I didn’t earn vast amount but it made a huge difference .

namechange4052 · 31/10/2019 10:09

🙄 at the 'not like these single mums on benefits' insinuation. I am a single mum and I work my knuckles to the bone in my career to pay for everything that my DC needs, and seemingly so that some other people like OP can consider staying at home and not working, to be with their precious children whilst my precious child is in child care. 👍

thisneverendingsummer · 31/10/2019 10:14

What is a 'rent married?'

misses point of thread.........

Witchinaditch · 31/10/2019 10:19

Get a job around your DH hours or just live off your household income of 20K if you’re able to work you should that is not what the benefits system is for and it’s attitudes like this that the benefit system is under huge strain and cannot help people who genuinely need it! Maybe go back to college and re train to allow yourself better job prospects and then you will be able to get help with childcare.

Witchinaditch · 31/10/2019 10:20

Ps you only get taxed 20% on 35k that’s pretty normal I think 45k is when the higher tax comes in so that’s nothing to shout about...

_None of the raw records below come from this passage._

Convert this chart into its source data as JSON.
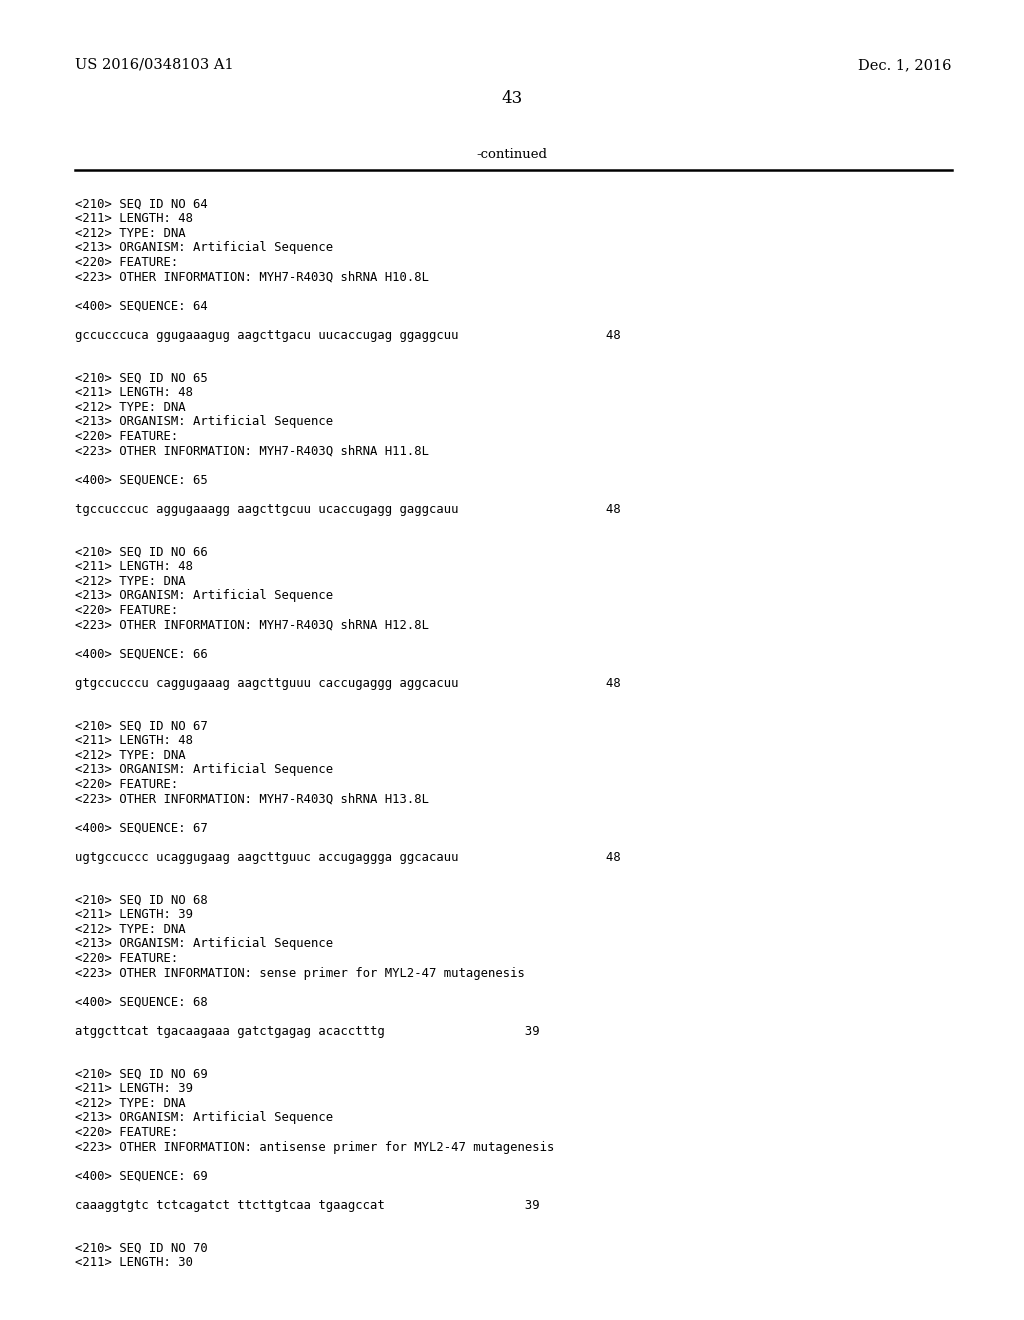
{
  "header_left": "US 2016/0348103 A1",
  "header_right": "Dec. 1, 2016",
  "page_number": "43",
  "continued_text": "-continued",
  "background_color": "#ffffff",
  "text_color": "#000000",
  "lines": [
    "<210> SEQ ID NO 64",
    "<211> LENGTH: 48",
    "<212> TYPE: DNA",
    "<213> ORGANISM: Artificial Sequence",
    "<220> FEATURE:",
    "<223> OTHER INFORMATION: MYH7-R403Q shRNA H10.8L",
    "",
    "<400> SEQUENCE: 64",
    "",
    "gccucccuca ggugaaagug aagcttgacu uucaccugag ggaggcuu                    48",
    "",
    "",
    "<210> SEQ ID NO 65",
    "<211> LENGTH: 48",
    "<212> TYPE: DNA",
    "<213> ORGANISM: Artificial Sequence",
    "<220> FEATURE:",
    "<223> OTHER INFORMATION: MYH7-R403Q shRNA H11.8L",
    "",
    "<400> SEQUENCE: 65",
    "",
    "tgccucccuc aggugaaagg aagcttgcuu ucaccugagg gaggcauu                    48",
    "",
    "",
    "<210> SEQ ID NO 66",
    "<211> LENGTH: 48",
    "<212> TYPE: DNA",
    "<213> ORGANISM: Artificial Sequence",
    "<220> FEATURE:",
    "<223> OTHER INFORMATION: MYH7-R403Q shRNA H12.8L",
    "",
    "<400> SEQUENCE: 66",
    "",
    "gtgccucccu caggugaaag aagcttguuu caccugaggg aggcacuu                    48",
    "",
    "",
    "<210> SEQ ID NO 67",
    "<211> LENGTH: 48",
    "<212> TYPE: DNA",
    "<213> ORGANISM: Artificial Sequence",
    "<220> FEATURE:",
    "<223> OTHER INFORMATION: MYH7-R403Q shRNA H13.8L",
    "",
    "<400> SEQUENCE: 67",
    "",
    "ugtgccuccc ucaggugaag aagcttguuc accugaggga ggcacauu                    48",
    "",
    "",
    "<210> SEQ ID NO 68",
    "<211> LENGTH: 39",
    "<212> TYPE: DNA",
    "<213> ORGANISM: Artificial Sequence",
    "<220> FEATURE:",
    "<223> OTHER INFORMATION: sense primer for MYL2-47 mutagenesis",
    "",
    "<400> SEQUENCE: 68",
    "",
    "atggcttcat tgacaagaaa gatctgagag acacctttg                   39",
    "",
    "",
    "<210> SEQ ID NO 69",
    "<211> LENGTH: 39",
    "<212> TYPE: DNA",
    "<213> ORGANISM: Artificial Sequence",
    "<220> FEATURE:",
    "<223> OTHER INFORMATION: antisense primer for MYL2-47 mutagenesis",
    "",
    "<400> SEQUENCE: 69",
    "",
    "caaaggtgtc tctcagatct ttcttgtcaa tgaagccat                   39",
    "",
    "",
    "<210> SEQ ID NO 70",
    "<211> LENGTH: 30"
  ]
}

TheTrollFairy · 31/10/2019 10:22

I haven’t read all comments here as it’s 10 pages.
Childcare is expensive. Have you looked at the child care tax free allowance? Both you and your partner should be able to claim which basically takes an amount out of your wages before you are taxed. This brings your taxable income lower so should see a bit of reduced tax being paid. This then converts to child care vouchers which goes straight to your nominated nursery. I get about £200 taken from my wages before tax each month

tellmewhenthespaceshiplandscoz · 31/10/2019 10:23

Thanks GoNorth, and I promise I wasn't being goady I'm genuinely curious. Your reply has all the detail I'd expect as actually, childminding is a career that shouldn't be too easy to start IYSWIM as we're talking about kids here! I think unless someone has that vocation of looking after kids inside them they shouldn't just start up as a childminder! Of course I realise that for many people who have this "calling" then this point in their life could be the perfect chance to start childminding and it solves the nursery dilemma. And in fact it works brilliantly for all concerned.

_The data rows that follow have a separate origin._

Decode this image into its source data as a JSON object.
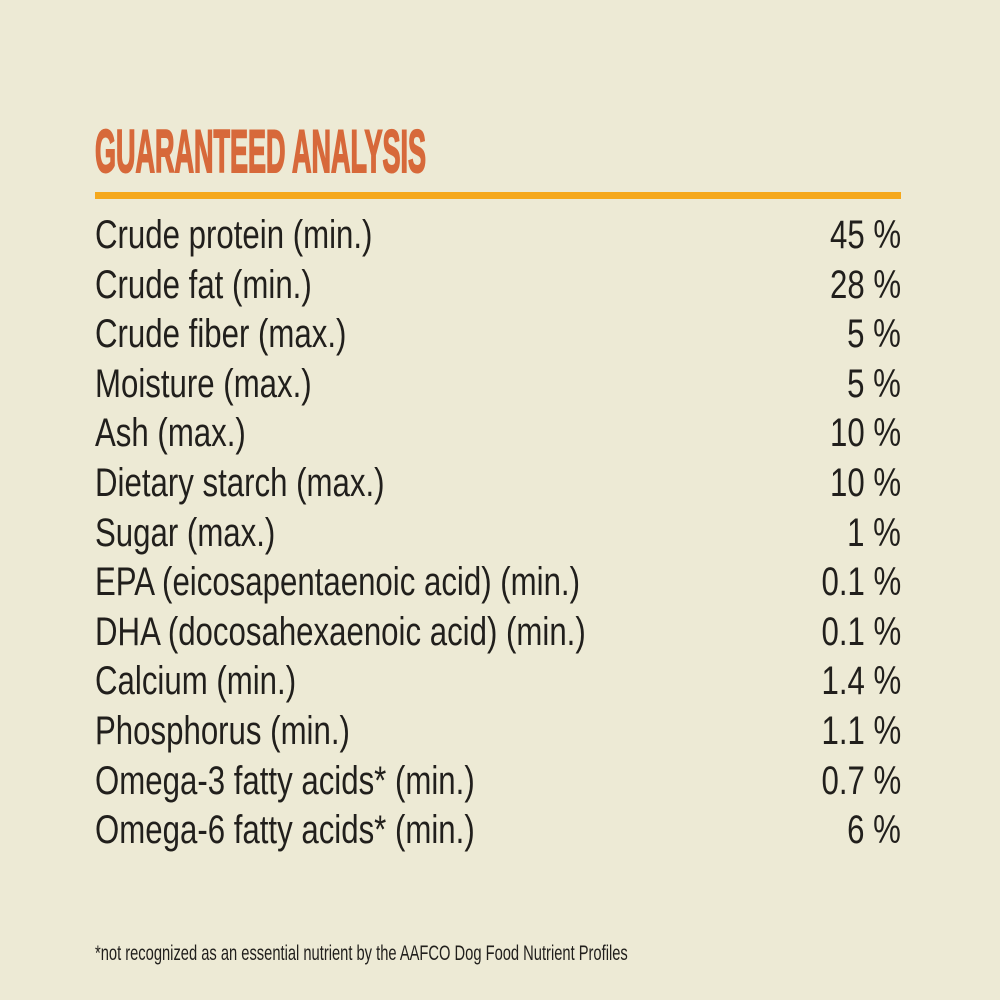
{
  "panel": {
    "title": "GUARANTEED ANALYSIS",
    "footnote": "*not recognized as an essential nutrient by the AAFCO Dog Food Nutrient Profiles",
    "colors": {
      "background": "#EDEAD5",
      "title_orange": "#D7693A",
      "underline_orange": "#F5A81C",
      "body_text": "#211F1C"
    }
  },
  "rows": [
    {
      "label": "Crude protein (min.)",
      "value": "45 %"
    },
    {
      "label": "Crude fat (min.)",
      "value": "28 %"
    },
    {
      "label": "Crude fiber (max.)",
      "value": "5 %"
    },
    {
      "label": "Moisture (max.)",
      "value": "5 %"
    },
    {
      "label": "Ash (max.)",
      "value": "10 %"
    },
    {
      "label": "Dietary starch (max.)",
      "value": "10 %"
    },
    {
      "label": "Sugar (max.)",
      "value": "1 %"
    },
    {
      "label": "EPA (eicosapentaenoic acid) (min.)",
      "value": "0.1 %"
    },
    {
      "label": "DHA (docosahexaenoic acid) (min.)",
      "value": "0.1 %"
    },
    {
      "label": "Calcium (min.)",
      "value": "1.4 %"
    },
    {
      "label": "Phosphorus (min.)",
      "value": "1.1 %"
    },
    {
      "label": "Omega-3 fatty acids* (min.)",
      "value": "0.7 %"
    },
    {
      "label": "Omega-6 fatty acids* (min.)",
      "value": "6 %"
    }
  ]
}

Aware that what I just typed doesn't really sum up why I'm so uncomfortable with the casual suggestion of
Mum needing work that will solve her childcare problem = become a childminder.

wintertime6 · 31/10/2019 10:26

Are you factoring in tax free childcare which will take 20% off the nursery fees?

Do you want to go back to work? I work part time and don't take home all that much money once we factor in childcare costs, but I need to work to keep me sane, use my brain and be around adults for a few days a week. I'm also paying into a pension through work which is important. So I don't look at it just on how much money I take home each month.

If you don't actually want to work then that will obviously influence your decision and you'll have to look at whether you can live off one salary. But I would be very cautious about going down that route if you're not married.

Sceptre86 · 31/10/2019 10:29

Our nursery is £56 a day too. We had two ki6ss of nursery age and we put them in for two mornings a week with in laws having the kids in the afternoon one day and my dh working from home one day a week. Part of my working week includes weekends could you look for some weekend work? Could you do something like that? I went back part time as even in my job as a health care professional after childcare and tax I would not be well off enough to justify leaving my kids in nursery all week. It is hard but I dont think you would qualify for much, try the benefits calculator to see what you could get of anything?